Establishing a variable that matches your header height is very helpful in modern development for various use cases. For example, let’s say your header is sticky and you’re using a sticky element on your page. You need a top value on your sticky element that references your website’s header height.
Automatic.css creates a
--header-height variable automatically. You just have to tell ACSS what the height of your header is. Once ACSS has this information, it can automatically create super helpful content offsets, sticky offsets, scroll offsets, etc.
First, let’s talk about how to set your header heights. Then we’ll run through all the things ACSS can help you with when it comes to your header height.
Header Height Values
In the ACSS dashboard, navigate to Additional Styling. Then find the Header Heights panel.

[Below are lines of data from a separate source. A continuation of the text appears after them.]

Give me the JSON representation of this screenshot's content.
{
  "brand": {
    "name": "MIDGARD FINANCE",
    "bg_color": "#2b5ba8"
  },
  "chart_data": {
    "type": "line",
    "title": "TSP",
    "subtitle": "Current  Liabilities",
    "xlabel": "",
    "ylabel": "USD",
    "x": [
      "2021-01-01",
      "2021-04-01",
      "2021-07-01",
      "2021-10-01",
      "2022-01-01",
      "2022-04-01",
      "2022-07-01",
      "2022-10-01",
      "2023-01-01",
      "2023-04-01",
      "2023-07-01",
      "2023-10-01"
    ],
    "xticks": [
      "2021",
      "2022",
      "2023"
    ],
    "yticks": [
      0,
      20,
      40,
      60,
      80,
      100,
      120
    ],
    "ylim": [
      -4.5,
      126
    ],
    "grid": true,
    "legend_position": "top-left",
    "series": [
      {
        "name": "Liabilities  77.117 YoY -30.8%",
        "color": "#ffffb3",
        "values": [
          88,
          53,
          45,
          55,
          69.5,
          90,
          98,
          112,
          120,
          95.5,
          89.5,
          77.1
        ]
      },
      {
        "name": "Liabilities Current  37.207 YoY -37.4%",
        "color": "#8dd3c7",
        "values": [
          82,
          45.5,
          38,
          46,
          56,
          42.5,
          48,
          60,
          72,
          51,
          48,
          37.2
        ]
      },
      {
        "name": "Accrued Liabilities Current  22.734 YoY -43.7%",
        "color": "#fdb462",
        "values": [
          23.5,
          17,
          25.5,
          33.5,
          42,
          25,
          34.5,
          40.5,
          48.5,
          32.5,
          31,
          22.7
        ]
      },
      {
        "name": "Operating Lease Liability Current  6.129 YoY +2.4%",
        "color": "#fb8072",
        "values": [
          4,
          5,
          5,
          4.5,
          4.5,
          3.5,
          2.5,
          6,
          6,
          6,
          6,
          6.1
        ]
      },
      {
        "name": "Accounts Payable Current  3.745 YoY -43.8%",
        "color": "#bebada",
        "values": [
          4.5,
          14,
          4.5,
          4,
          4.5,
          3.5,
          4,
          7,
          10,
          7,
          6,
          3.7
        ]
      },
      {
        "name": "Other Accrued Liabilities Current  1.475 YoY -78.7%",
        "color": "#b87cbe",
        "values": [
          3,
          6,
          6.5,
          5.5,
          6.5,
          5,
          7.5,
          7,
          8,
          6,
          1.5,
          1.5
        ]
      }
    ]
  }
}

ACSS needs to know the height of your header at each breakpoint. This is easy to find by loading your site on the front end, right clicking your header, and getting the computed height. Do this at each breakpoint and insert the value into the inputs.
Note: If your header height ever changes, recalculate these values.
Offset Page Content Automatically
If your website uses a sticky header, it means that your header takes up some of the room in the hero section of your pages. This makes your hero spacing look off-balance.
In this case, turn on the “Offset Page Content Automatically” option. Automatic.css will now fix every page on your website automatically, restoring perfectly balanced spacing to the first section on every page.
The panel below the Header Styling panel is the Scroll Styling panel. These let you set offsets for scroll-to-hash links. This ensures that when users scroll to a hash link on your page, the content has some breathing room and isn’t touching the edge of the screen.
Even worse, on some sites the sticky header covers up the content!
If you’re using a sticky header and have already set your header heights, Automatic.css will create an offset equal to the height of your header automatically. You don’t have to do anything else. If, however, you want to set an *additional* offset for extra breathing room, you can do that via the Scroll Offsets panel.
Again, you can set a different value at each breakpoint to dial in the exact result you’re going for.
The same issue with scroll-to-hash happens with sticky elements. By default sticky elements stick to the top of the screen. A sticky header will cover them up if you don’t give the sticky element an offset value.
If you want Automatic.css to automatically rescue your sticky elements and offset them, turn on the “Offset Sticky Elements Automatically” setting in the Sticky Settings panel:
Now, when you use the
.sticky class, you don’t have to worry about an offset. ACSS will use your header height and your offset preferences from above to generate the appropriate offset.
Of course, this can be overridden on a case-by-case basis by setting a custom top value for any sticky element.